Es posible que muchos no vean desde un principio este aspecto liberador de la filosofía. Hoy quien sienta curiosidad por ese saber tiene pocas alternativas, y tendrá que labrarse las propias con su iniciativa de buscar, de recuperar el apetito filosófico que la sociedad, las escuelas y la universidad han puesto a dieta de inanición.
Uno puede descubrir las obras de filósofos consagrados por la tradición. Es posible que sienta la originalidad y radicalidad del pensar filosófico. Pero a riesgo de leer esos razonamientos con un lenguaje complicado, extraño, difícil de entender y tal vez alejado del vivir cotidiano. Apreciar esos textos de autores filosóficos exige ser iniciados con personas entrenadas en filosofar. Eso debería estudiarse en empezando en la escuela y continuando en la universidad. Tan pronto se aprende a filosofar, los estudiantes empiezan a saborear el gusto de pensar ideas y verlas desde muchas perspectivas que amplían la mirada. Al principio se pudiera sentir la incomodidad de hacer tambalear ideas y creencias que se tenían incuestionables, por una mentalidad arraigada y preconcebida sobre la vida.
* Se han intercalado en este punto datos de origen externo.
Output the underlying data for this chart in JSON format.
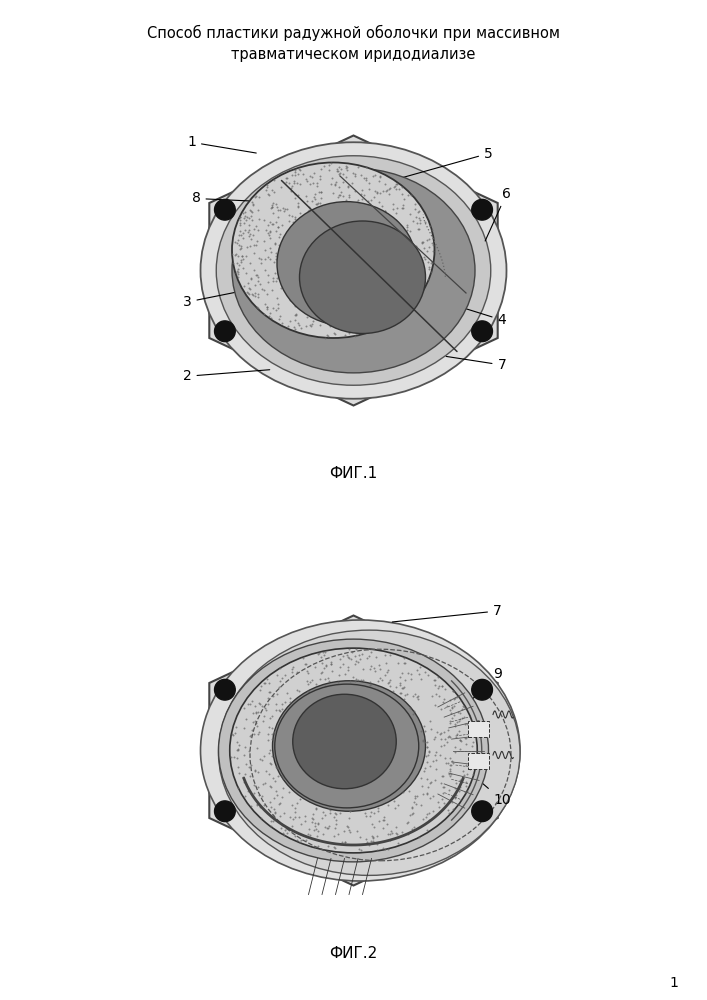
{
  "title": "Способ пластики радужной оболочки при массивном\nтравматическом иридодиализе",
  "title_fontsize": 10.5,
  "fig1_label": "ФИГ.1",
  "fig2_label": "ФИГ.2",
  "page_num": "1",
  "bg_color": "#ffffff",
  "hex_fill": "#dcdcdc",
  "hex_edge": "#444444",
  "sclera_fill": "#e8e8e8",
  "sclera_edge": "#555555",
  "iris_base_fill": "#b4b4b4",
  "iris_texture_fill": "#c8c8c8",
  "iris_dark_fill": "#888888",
  "pupil_fill": "#707070",
  "pupil_dark": "#5a5a5a",
  "dot_fill": "#111111",
  "line_color": "#333333"
}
Es normal en la experiencia de filosofar. Al pensar de nuevo con mente libre y crítica, nos damos cuenta que esas ideas y creencias ya no son tan importantes ni absolutas ni siquiera verdaderas. Porque filosofar es cuestionar y preguntar y seguir indagando con curiosidad e inquietud insaciable. Hasta aparecen respuestas ocultas dentro de uno mismo, sin saber que estaban ya adentro.
La filosofía ayuda a pensar sin miedo ante el reto de cambiar la mirada. La filosofía no pretende sólo explicar qué es la vida y el mundo, sino también que pensemos cómo queremos que sea, el ideal posible, que ahora no es, y que podría ser. Es un auténtico ejercicio en libertad de pensar.
El humano tiene un apetito natural de saber. Es evidente en la niñez con la mirada de asombro ante todo lo que existe y las preguntas que acarrean ese mirar curioso y asombrado.
El apetito se decrece con las presiones sociales y los entretenimientos que divierten la atención para no cuestionar. La sociedad, en términos generales, fomenta la dieta de no pensar.
Recuperemos el apetito del pensamiento. Hay hambre de saber.